|SMS MARKGRAF – SHIP DETAILS
|Steel, Konig class dreadnought battleship
|A G Weser Shipyard, Bremen
|575.8’x96.8’x27.3’ (IMP) 175.5×29.5×8.3 metres
|3 x 45,750 shp steam turbines
|10 x 30.5cm quick firing L/50 guns, 14 x 15 cm guns, 4 x 8,8 cm anti-aircraft guns, 2 x machine guns, 5 x 50 cm submerged torpedo tubes
|SMS MARKGRAF – WRECK DETAILS
|58° 53.474’N, 003° 10.004’W
|Least depth on wreck
|Lies inverted with slight list to port and bow pointing west
|The Markgraf has received the least amount of salvage activity of the three battleships making it the more intact and perhaps most interesting for divers. The wreck lies inverted and listing slightly to port so that all its casemate guns on the port side are below the seabed. Most of her five main turrets are also buried, although it is reported that it is possible to see parts of turrets A&B. This apparently involves venturing into confined space below the wreck, and we would not recommend unless you are familiar with the location and adequately trained and equipped. The salvors over the years have removed the forward torpedo tube, forward and aft armoured bulkheads, propellors and part shafts, main armour belting and some work within the engine rooms. This work has left its scars and no doubt contributed to the deterioration of the wreck.
The bow section has dropped as a result of works to remove the forward bulkhead. The stem still sits slightly off the vertical and rises around 7-8 metres. On top of the bow is the damage from the removal of the bow torpedo tube. The hull/keel behind is essentially intact until you reach the extensive damage where the forward bulkhead was removed. Just behind and above this large rent in the hull can be found one of her anchor chains which is wrapped around her hull. At this point it’s probably sensible to descend her starboard side as the hull up top, moving aft, has little of interest to see until the salvage opening to the engine room area.
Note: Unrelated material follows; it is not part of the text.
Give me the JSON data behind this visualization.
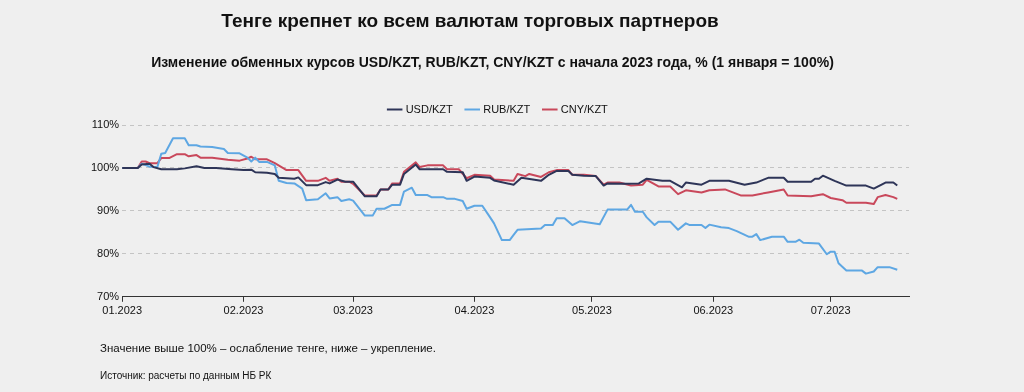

The central section of the wreck on the starboard side provides the area of interest for the diver and extends from 26 metres cascading down to the seabed. As with the other battleships to the untrained eye this is a jumble of metal although there are many inshots and doorways but be careful. The main items of interest are the control tower, fore mast and spotting top which lie on the seabed perpendicular to the side of the ship. Next are the 5.9” casemate guns almost at seabed level and most are visible, or part covered with debris.
Remains of the aft mast are out on the seabed, here you can start to ascend the starboard side to the top of the wreck where the large torn opening into the engine room can be found, as with the other battleships an area of interest for the salvors. Move aft from here descending slightly along the centre line of the hull you will see the stubs of the three propshafts and some of their bracing and behind the twin rudders which stand probably 3-3.5 metres high, a good place for a photograph if visibility allows. From here it is not far to the rounded stern which seems small for such a large ship. If you have time, return to the starboard side and follow the stern around at seabed level and you should find a few of the remaining portholes into the officer’s accommodation.
The Markgraf still retains its size and mass and while it is showing signs of its 100+ years underwater and of course salvage, it is still a world class dive. As with the other wrecks it will take 2-3 dives to get a clearer understanding of the layout. Recent multibeam sonar surveys provide 3D visual models of these wrecks, and we recommend viewing them online prior your dive expedition.